Lane, 60, who was both a mathematics and French major in college, said she didn’t pursue a directorship this year for a French company specifically because she wasn’t comfortable enough with the language anymore to conduct business.
The eight-hour flight across the Atlantic Ocean requires women with flexible schedules, Lane said. She has about eight board meetings a year for Helsinki-based paper and forest product company UPM-Kymmene Oyj and four or five trips to Dublin for meetings at insurance company Willis Group Holdings Plc.
Women in Their 50s
There is a shortage of European women executives in their 50s, which Lane says is the “sweet spot” for directors, and particularly women with operating experience.
“I’m generally not for putting diversity as a number one criteria, but on the other hand it does not seem to be happening naturally, so maybe it has to be forced with a timeline, which I think is very unfortunate,” Lane said.
The quota in Europe as well as voluntary efforts to increase women directors in the U.S. and add women and foreign directors for companies based in Asia is creating demand for “global-citizen” board members around the world, said Dona E. Roche-Tarry, managing partner for recruiter CTPartners in London.

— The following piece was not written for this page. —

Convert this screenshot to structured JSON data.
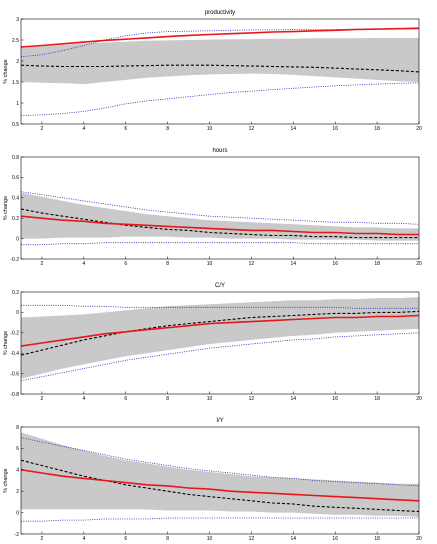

“There is a big microscope on this across Europe and in the next three to five years we have to meet many quotas,” said Roche-Tarry, who has placed two American women on European boards in the last year among five such searches. “The question is: Where do you find all these people?”
Resistance to Outsiders
The challenge is made more difficult by European companies’ resistance to candidates outside of a traditional background who are often selected based on existing relationships, said Marina Eloy-Jacquillat, 64, a director at French polling company Ipsos SA and also Paris co-chair for Women Corporate Directors, which advocates for women in the boardroom.
“I’m for quotas to get things started because it kicks people in the ass to move it along,” said Eloy-Jacquillat, who is French and a former human resource executive for ING Groep NV in Amsterdam and JPMorgan Chase & Co. in New York, London and Paris. “We’ll never get to 40 percent in five years.”
Wright, who lives in New York, said her peers will be a necessary resource for Europe as the pressure grows to meet the requirements. She’s considering adding another U.S. board membership to replace Citadel Broadcasting Corp., which was acquired, and wants to find a European assignment as well.
“The prospect of being able to contribute is really attractive,” she said of service in Europe. “I represent a growing number of women in business. We worked hard on 15-hour-a-day jobs with long commutes. We raised families. I retired at 51 from full-time corporate life. Now I have the capacity for board work.”